Digital Focus: Films, X Factor and football

One of the eternal debates we have in the TV industry is whether viewers watch channels or programmes.

The conclusion, usually, is that they do a bit of both. Get them to buy into the channel brand and they will start to experiment with the programmes.

With all the technology and channel choice available today, it has become fashionable to predict that linear TV, with its outmoded idea of a programme schedule, will not exist in, say, 10 years' time.

Yet there is evidence to suggest that viewers still like to do some lazy default TV viewing. How else do you explain why Pretty Woman on ITV2 was the third most watched programme on multichannel this week, with 730,000 viewers, a 6% share?

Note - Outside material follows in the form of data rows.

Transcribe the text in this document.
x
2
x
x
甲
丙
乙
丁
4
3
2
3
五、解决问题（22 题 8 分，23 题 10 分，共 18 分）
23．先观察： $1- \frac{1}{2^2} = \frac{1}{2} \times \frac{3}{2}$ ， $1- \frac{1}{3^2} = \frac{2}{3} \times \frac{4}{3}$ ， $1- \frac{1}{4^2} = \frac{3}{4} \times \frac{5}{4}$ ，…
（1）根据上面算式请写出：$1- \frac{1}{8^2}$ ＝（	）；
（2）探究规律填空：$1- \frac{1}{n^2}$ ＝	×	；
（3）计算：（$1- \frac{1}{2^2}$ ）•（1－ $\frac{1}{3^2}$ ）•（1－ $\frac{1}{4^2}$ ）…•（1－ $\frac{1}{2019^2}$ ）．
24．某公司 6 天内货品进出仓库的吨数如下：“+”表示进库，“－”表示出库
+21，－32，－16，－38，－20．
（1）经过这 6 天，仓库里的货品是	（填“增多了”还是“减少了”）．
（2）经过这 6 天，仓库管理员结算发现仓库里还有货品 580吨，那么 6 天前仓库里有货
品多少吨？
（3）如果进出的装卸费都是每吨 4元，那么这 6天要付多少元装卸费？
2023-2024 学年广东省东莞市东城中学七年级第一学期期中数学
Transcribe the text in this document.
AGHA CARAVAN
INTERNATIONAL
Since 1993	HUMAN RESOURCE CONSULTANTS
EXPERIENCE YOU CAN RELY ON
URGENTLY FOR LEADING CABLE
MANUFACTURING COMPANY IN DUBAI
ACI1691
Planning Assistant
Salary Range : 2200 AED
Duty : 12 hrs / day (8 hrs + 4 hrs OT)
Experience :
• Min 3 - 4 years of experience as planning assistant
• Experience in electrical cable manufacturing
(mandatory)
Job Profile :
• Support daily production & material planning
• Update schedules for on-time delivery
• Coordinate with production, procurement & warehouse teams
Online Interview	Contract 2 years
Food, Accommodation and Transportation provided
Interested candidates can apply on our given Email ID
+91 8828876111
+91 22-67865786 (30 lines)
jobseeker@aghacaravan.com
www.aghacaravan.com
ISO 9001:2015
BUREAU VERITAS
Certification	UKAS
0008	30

The film is 18 years old, it must have been shown 20 times on television, everyone owns a DVD player, timeshift viewing is rife, yet this movie still delivers a mass audience. The great British viewing public are just annoying sometimes, aren't they? They refuse to behave as we expect them to.

Together with Saturday's Xtra Factor, which delivered 1.1 million (6% share) at 8.30pm and Sunday's The X Factor repeat  which had 760,000 (4% share) at 8pm, Pretty Woman ensured that ITV2 dominated the top three slots in the multichannel table this week. The channel's overall share was 1.83%, up from 1.73% last week.

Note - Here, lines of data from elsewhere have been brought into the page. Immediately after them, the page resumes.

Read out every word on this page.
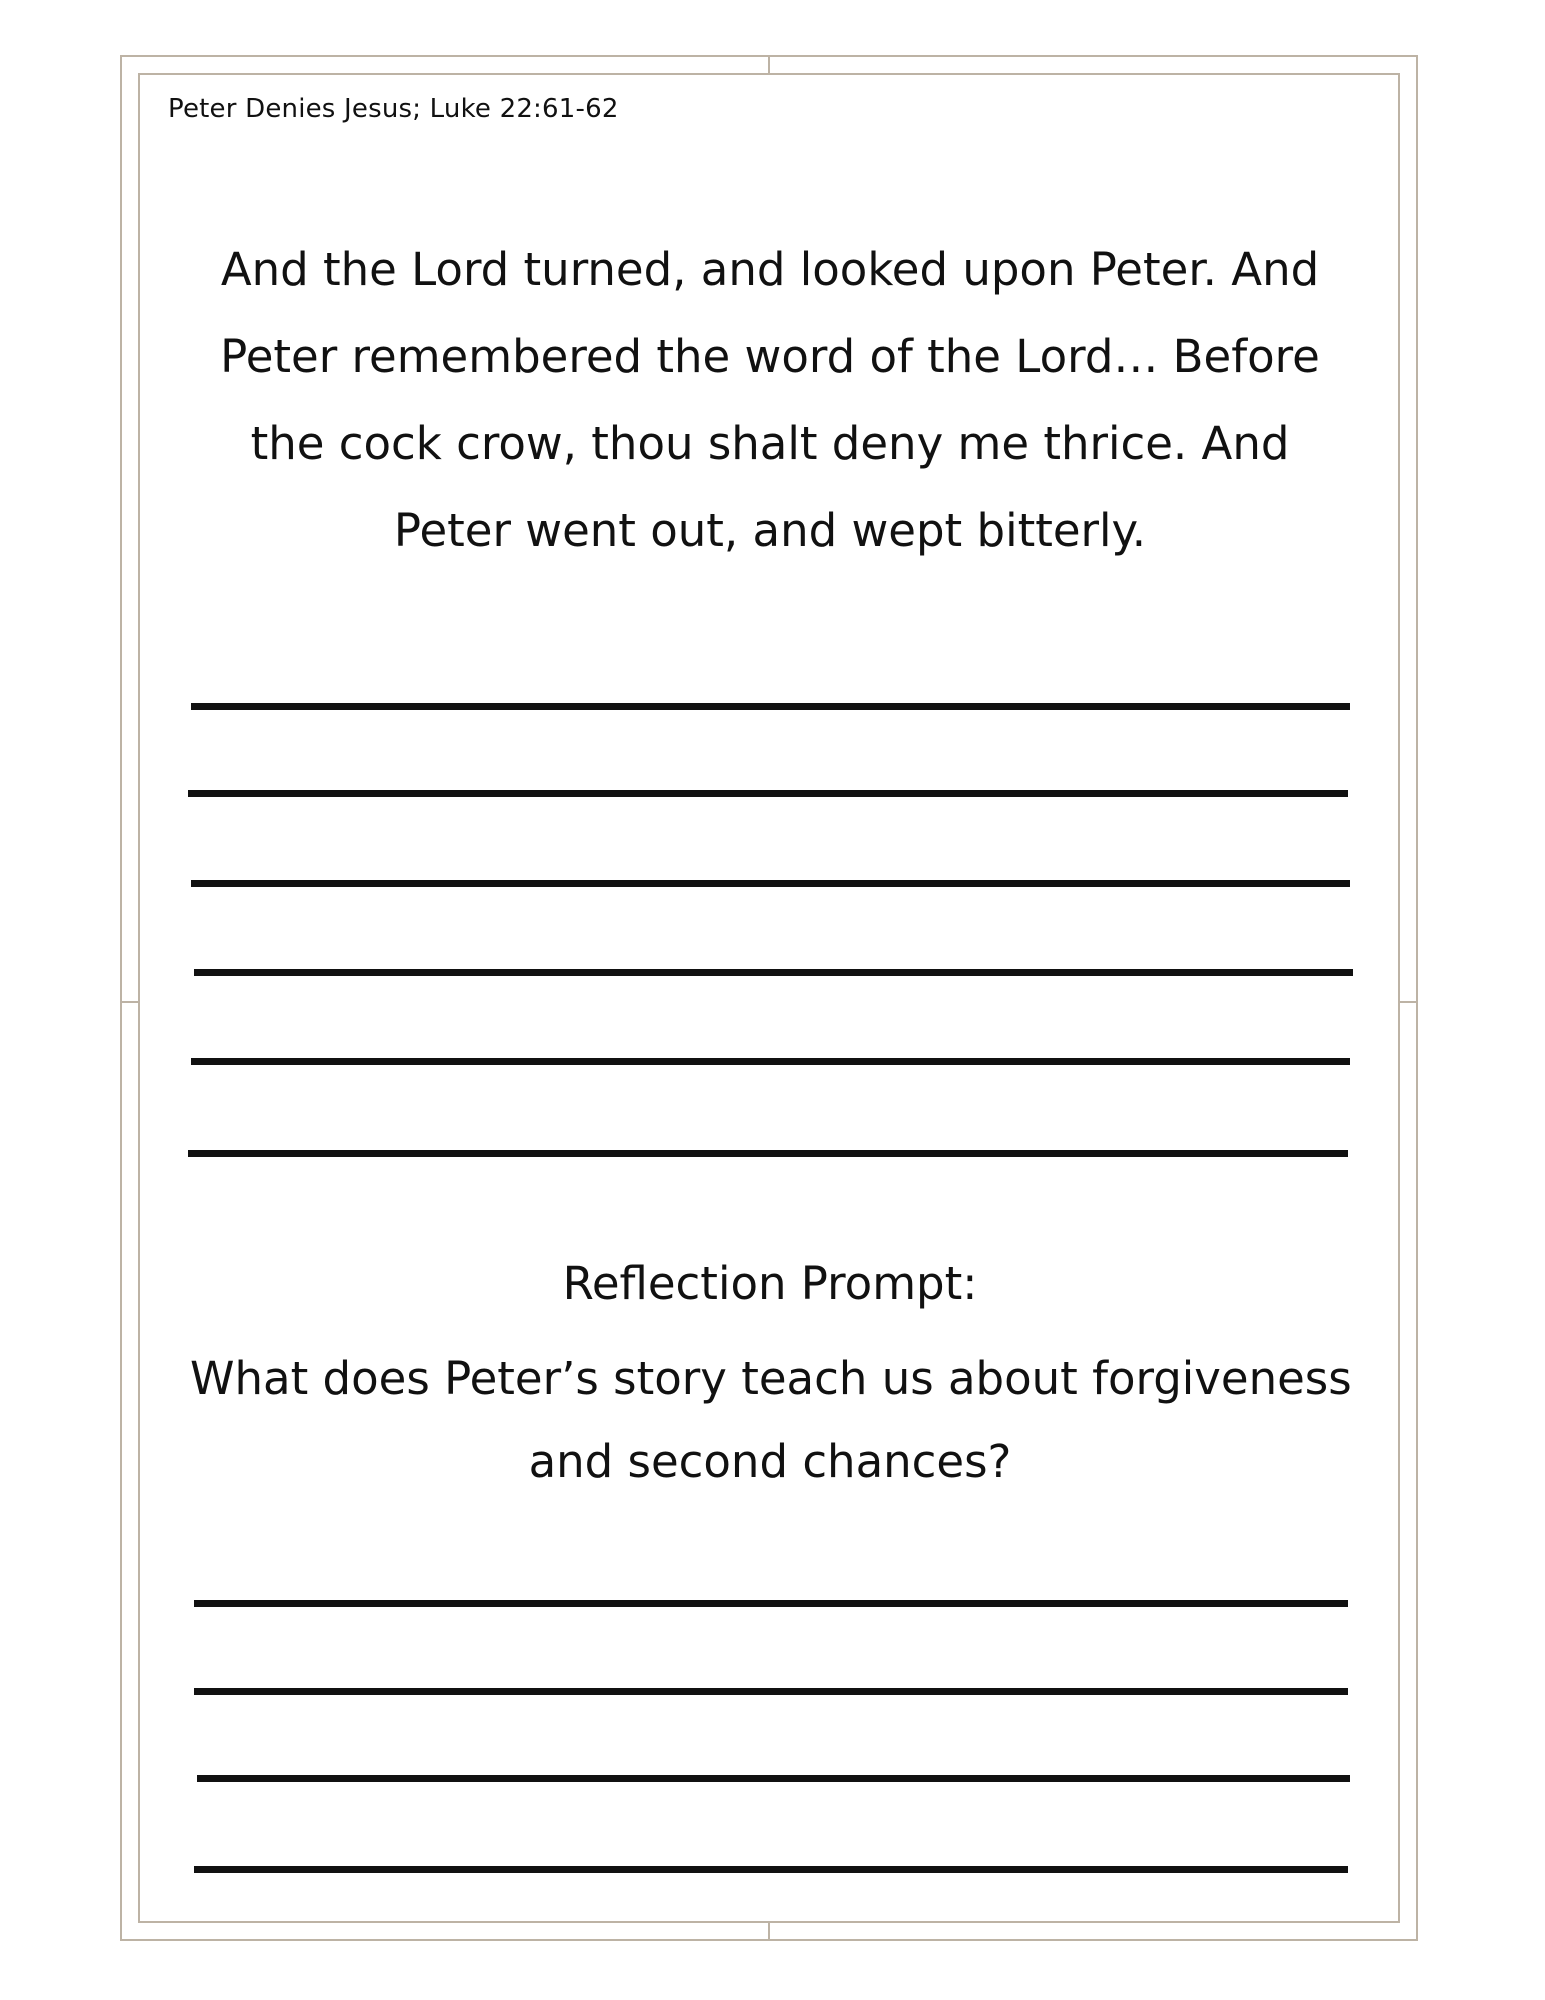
Peter Denies Jesus; Luke 22:61-62
And the Lord turned, and looked upon Peter. And
Peter remembered the word of the Lord… Before
the cock crow, thou shalt deny me thrice. And
Peter went out, and wept bitterly.
Reflection Prompt:
What does Peter’s story teach us about forgiveness
and second chances?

Setanta Sport's first exclusive England football match, a friendly versus the Czech Republic on Wednesday, was a fair success. Having wrestled the coverage from Sky Sports, Setanta would have hoped for more than the average 500,000 (a 7% share) who watched the whole programme, but the match itself was watched by a far more respectable 749,000, a 9% share.

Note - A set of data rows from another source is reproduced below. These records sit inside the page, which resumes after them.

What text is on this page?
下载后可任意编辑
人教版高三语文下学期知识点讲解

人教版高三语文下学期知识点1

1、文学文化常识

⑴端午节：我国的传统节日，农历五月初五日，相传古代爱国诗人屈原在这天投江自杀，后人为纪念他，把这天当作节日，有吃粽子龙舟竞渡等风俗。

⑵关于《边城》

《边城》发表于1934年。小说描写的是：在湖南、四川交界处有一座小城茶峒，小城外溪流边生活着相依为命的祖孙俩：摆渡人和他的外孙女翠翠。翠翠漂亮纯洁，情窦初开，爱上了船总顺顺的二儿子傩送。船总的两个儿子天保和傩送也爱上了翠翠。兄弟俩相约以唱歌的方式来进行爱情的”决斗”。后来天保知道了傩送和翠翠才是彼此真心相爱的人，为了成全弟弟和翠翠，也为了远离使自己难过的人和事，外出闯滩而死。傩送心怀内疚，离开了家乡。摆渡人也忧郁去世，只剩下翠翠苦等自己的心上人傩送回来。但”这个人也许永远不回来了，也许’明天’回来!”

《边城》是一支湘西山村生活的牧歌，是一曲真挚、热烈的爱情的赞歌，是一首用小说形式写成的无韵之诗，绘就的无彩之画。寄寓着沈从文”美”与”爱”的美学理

When one considers that this was a friendly game, always tedious affairs, and that the Olympics has caught the imagination of the sporting audience, three-quarters of a million viewers isn't bad.
Some 720,000 tuned in to Ford Super Sunday on Sky Sports 1, down from 1.3 million the previous week. But then it was West Ham v Manchester City. Join the dots. Viewers just won't watch any old football these days.